Second, disabuse yourself of the idea that just by writing more standards in Washington, we can improve the quality of school meals. The school meals program already has plenty of standards, but schools have proven in spades that they can easily translate those standards into lousy food. What really matters is the quality of the ingredients and how they‘re prepared. What does the food look like on the plate? Is it palatable? Will the kids eat it? Or are the vegetables cooked to death and destined for the trash bin, presented simply to satisfy the government’s idea of what a reimbursable “meal” should look like? As I learned, an acceptable “meal” can consist of re-heated potato wedges, a bag of Sun Chips and a carton of strawberry milk.
Finally, there must be a reason why school meal programs have been driven into a state of perpetual poverty where the average school loses 35 cents on every meal it serves. Unfortunately, there exists on the local level a kind of circular firing squad where everyone blames everyone else for the poor quality of school food, but complaining is frowned upon because “we’re all trying as hard as we can.” Meanwhile, lawmakers in Congress and in state capitals across the country sit blithely above the fray, tossing pennies at the problem. I don’t normally subscribe to conspiracy theories, but the only people profiting from school food are giant food manufacturers like Tyson and ConAgra, and big food service contractors like Chartwells, Sodexo, Aramark. The folks with fat lobbying budgets are making billions serving kids frozen pizza and chicken nuggets.
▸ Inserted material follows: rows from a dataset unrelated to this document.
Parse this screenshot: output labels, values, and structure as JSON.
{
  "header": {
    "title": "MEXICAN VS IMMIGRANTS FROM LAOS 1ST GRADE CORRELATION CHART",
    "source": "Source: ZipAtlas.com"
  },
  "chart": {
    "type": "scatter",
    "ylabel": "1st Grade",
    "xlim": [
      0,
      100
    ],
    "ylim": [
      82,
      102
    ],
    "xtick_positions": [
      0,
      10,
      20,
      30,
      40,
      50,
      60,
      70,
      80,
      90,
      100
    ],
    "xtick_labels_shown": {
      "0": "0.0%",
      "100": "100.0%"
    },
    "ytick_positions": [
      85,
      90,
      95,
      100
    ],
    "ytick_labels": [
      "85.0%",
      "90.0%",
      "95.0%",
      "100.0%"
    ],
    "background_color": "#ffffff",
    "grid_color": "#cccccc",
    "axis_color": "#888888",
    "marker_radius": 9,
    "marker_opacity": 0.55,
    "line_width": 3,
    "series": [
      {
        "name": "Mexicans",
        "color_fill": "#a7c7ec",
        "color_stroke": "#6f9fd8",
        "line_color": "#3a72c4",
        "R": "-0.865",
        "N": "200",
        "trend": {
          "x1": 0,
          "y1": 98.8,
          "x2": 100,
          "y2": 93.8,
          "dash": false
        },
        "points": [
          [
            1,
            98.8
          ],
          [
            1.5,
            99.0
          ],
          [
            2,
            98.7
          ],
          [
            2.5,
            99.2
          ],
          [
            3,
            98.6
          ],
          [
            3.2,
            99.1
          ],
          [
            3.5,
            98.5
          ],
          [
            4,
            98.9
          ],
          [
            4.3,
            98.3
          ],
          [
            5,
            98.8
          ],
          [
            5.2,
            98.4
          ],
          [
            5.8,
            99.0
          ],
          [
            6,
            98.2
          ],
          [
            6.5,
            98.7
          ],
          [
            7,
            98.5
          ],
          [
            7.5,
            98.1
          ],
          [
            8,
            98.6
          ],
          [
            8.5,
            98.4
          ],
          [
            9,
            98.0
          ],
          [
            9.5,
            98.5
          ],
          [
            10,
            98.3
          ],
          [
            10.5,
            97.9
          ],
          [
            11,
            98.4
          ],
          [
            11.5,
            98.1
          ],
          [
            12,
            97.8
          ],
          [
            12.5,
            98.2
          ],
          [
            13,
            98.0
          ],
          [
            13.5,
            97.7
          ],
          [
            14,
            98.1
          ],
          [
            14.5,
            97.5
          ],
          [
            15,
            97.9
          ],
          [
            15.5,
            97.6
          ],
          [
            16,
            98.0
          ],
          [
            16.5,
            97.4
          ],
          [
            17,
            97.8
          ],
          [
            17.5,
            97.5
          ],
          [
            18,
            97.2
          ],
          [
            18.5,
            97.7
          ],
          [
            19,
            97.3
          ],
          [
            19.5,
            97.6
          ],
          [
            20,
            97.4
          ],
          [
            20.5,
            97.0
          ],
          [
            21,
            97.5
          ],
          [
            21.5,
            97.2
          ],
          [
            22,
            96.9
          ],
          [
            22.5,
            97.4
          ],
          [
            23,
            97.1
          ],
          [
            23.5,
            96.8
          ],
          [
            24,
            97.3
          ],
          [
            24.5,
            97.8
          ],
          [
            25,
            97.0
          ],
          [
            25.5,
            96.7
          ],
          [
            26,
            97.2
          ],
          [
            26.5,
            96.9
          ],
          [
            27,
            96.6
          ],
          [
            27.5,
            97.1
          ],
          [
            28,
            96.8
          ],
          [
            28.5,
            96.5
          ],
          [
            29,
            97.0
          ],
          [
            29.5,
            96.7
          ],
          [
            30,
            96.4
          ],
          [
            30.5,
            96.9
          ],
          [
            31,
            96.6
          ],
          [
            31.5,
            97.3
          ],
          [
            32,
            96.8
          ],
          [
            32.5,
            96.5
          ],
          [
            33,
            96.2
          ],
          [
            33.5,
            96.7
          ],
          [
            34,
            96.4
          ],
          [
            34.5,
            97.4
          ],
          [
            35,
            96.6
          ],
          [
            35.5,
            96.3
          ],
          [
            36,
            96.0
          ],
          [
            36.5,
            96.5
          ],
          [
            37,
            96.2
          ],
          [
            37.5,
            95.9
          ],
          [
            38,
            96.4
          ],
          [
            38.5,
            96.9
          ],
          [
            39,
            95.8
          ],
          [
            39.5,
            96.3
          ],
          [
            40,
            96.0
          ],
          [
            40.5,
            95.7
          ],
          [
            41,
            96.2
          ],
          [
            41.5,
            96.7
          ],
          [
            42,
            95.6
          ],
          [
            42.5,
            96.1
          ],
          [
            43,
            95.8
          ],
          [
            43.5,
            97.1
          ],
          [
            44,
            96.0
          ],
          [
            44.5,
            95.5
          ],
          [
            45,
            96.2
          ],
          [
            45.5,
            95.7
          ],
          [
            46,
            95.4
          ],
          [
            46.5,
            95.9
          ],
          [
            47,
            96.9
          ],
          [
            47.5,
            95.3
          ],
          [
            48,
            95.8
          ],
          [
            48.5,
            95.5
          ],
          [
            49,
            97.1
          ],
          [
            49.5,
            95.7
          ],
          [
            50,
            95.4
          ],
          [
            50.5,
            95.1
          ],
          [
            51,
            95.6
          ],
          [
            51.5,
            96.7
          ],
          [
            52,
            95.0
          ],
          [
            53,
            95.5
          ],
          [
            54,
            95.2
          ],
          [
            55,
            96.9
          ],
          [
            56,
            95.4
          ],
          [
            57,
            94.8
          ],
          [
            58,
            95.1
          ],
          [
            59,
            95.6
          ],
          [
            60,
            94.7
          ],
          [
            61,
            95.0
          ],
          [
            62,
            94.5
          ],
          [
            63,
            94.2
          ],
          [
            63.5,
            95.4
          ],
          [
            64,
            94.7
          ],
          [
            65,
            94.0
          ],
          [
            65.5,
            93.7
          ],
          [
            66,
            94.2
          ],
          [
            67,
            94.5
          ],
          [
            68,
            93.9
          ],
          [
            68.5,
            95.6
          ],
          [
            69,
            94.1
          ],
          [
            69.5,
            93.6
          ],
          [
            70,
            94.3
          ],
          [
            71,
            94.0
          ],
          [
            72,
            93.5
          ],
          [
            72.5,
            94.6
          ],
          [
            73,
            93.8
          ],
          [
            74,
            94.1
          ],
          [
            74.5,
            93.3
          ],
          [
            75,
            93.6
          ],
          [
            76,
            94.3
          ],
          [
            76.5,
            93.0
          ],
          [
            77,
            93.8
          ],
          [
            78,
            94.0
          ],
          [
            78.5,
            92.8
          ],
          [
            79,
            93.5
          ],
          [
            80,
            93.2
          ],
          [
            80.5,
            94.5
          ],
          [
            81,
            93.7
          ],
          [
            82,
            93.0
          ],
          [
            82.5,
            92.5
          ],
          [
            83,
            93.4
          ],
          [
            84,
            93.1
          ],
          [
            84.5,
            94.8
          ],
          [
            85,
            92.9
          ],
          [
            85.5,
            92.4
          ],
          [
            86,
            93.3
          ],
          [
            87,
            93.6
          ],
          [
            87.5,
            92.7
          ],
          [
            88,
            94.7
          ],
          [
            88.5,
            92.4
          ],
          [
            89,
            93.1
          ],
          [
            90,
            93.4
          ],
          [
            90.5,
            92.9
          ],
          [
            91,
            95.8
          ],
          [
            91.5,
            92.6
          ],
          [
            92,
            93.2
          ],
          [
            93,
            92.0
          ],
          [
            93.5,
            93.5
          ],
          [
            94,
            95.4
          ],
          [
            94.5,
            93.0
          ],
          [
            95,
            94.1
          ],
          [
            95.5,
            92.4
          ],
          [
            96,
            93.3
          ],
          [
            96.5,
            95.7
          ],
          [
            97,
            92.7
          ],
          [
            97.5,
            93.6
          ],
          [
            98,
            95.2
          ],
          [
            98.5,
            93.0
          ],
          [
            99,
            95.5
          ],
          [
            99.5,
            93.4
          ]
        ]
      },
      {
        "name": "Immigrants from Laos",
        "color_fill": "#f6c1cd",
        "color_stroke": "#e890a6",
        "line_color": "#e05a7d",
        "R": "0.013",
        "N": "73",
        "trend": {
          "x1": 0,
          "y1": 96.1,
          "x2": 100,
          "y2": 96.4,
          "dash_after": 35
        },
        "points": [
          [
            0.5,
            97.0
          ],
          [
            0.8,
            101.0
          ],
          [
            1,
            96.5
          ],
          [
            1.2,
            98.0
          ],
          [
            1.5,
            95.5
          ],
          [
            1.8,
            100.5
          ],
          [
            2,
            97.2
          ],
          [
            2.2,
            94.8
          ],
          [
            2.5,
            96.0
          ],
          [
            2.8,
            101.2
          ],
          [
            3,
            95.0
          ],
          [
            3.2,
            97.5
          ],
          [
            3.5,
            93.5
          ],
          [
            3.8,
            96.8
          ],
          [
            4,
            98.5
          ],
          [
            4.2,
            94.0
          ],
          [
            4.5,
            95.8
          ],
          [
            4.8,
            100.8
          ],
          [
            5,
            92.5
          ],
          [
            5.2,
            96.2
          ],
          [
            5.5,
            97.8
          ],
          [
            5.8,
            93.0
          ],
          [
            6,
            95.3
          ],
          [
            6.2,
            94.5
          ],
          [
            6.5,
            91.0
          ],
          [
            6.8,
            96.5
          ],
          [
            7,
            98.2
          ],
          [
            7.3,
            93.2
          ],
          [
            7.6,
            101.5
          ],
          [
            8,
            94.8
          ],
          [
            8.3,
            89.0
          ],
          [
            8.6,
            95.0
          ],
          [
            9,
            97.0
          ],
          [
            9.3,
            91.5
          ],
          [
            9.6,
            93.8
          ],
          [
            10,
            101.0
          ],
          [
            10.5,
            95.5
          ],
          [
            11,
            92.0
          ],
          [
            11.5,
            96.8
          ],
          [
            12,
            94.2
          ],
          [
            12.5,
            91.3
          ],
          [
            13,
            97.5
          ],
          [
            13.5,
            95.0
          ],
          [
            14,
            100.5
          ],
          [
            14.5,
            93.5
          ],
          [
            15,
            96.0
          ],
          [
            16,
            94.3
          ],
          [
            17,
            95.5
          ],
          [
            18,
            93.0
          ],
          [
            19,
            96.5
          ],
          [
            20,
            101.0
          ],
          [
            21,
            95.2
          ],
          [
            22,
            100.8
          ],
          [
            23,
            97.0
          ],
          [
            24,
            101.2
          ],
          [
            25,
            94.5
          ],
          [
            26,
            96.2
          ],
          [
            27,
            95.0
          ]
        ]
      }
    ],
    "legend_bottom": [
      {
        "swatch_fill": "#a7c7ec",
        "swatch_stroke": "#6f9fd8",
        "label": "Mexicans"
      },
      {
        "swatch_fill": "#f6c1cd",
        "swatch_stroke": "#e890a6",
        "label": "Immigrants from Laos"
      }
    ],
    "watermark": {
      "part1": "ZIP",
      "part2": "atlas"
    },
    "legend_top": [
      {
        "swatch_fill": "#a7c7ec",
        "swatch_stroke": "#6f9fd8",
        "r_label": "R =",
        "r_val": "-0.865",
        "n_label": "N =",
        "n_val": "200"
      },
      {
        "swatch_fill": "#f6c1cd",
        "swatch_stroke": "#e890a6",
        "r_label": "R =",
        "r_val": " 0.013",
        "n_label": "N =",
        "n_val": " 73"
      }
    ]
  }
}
Photographs like the ones published here and on other blogs reveal school food as grotesquely out of synch with an emerging American food ethic that prizes fresh ingredients without additives grown close to home and cooked from scratch. The federally-subsidized meals program began as a conduit for America’s farm surplus in the Great Depression, became a weapon against hunger during the Great Society, and now seems to be groping  toward a third incarnation: teachable moment in America’s struggle to embrace a healthful, sustainable diet. Is there any way school food can get there from here?
Hold on to your hats, because it would certainly cost a lot of money, much more than what’s currently on the table, and perhaps even a complete re-imagining of the federal meals program itself. But if you are mad as hell about school food and don’t want to take it any more, you need to make your voice heard. And if you aren’twell, maybe you need to spend some time in a school cafeteria and see up close what kids are eating. You just might be convinced to get involved yourself.